You may recall Sarajevo hosted the ’84 Winter Olympics . One thousand, two hundred and seventy-two athletes from around the world competed for medals in 39 events. One event was the bobsled and the track used still exists although it is hardly recognizable as a former Olympic venue. The track is covered with graffiti and at places weeds and moss cover the track. The forest that surrounds this abandon structure is lush greenery. It sits on Trebević Mountain overlooking the city.
This was the last stop on a “Siege of Sarajevo” tour we took. It was odd to walk down the track and then pose for picture in a spot that has both a proud and a painful place in this country’s history. The track was controlled by Serbian forces during the longest seize of a capital city in modern history. The siege lasted 44 months (1992-1995). Even today all you have to do is look at the buildings around the city and you will see the scars left by bullets and mortars.
I was aware of Bosnia’s history when I decided to visit but I had no idea that I would find such an appealing country. It is so scenic that travel seemed effortless, even long distances by bus.

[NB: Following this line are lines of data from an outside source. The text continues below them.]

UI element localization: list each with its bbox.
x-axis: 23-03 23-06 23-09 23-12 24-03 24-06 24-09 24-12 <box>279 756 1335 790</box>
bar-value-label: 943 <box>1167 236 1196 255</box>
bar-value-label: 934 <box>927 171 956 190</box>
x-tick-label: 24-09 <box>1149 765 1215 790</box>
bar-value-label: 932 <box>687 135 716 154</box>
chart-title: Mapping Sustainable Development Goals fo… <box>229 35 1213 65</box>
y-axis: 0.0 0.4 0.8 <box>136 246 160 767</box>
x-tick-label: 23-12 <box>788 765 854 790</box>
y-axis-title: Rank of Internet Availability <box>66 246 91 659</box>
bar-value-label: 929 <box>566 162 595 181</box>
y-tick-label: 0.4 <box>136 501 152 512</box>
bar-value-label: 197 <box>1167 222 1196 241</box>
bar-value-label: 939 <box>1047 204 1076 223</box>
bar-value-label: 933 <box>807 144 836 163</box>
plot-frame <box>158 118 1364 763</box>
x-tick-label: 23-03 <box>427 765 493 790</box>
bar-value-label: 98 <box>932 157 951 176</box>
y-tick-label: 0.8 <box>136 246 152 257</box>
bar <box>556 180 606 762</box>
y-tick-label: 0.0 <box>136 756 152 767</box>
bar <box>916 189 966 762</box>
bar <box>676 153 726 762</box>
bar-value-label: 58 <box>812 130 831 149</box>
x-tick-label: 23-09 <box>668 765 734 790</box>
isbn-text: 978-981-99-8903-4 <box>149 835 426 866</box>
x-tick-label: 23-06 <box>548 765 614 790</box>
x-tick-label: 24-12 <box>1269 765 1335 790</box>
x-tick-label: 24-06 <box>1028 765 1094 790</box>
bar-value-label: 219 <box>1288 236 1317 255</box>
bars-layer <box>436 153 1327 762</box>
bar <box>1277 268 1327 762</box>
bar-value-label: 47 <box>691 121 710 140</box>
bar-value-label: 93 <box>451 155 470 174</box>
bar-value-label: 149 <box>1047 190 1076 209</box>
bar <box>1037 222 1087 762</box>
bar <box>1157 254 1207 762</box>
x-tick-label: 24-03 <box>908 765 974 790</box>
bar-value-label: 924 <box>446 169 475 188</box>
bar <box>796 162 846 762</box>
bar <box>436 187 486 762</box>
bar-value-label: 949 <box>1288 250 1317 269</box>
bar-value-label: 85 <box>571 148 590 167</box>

The Neretva River is so incredibly beautiful that just looking at it should top a traveler’s list. It is by far the most stunning river I have ever seen. The color is a rich blue and the rocks and cliffs that surround it only enhance the view.
The Neretva is the country’s source of freshwater and I suspect the best place to see it is under the old bridge in Mostar. The charming town of Mostar, yet another reason I fell hard for Bosnia. I wish I spent more time there because I already put it on my short list of places to return.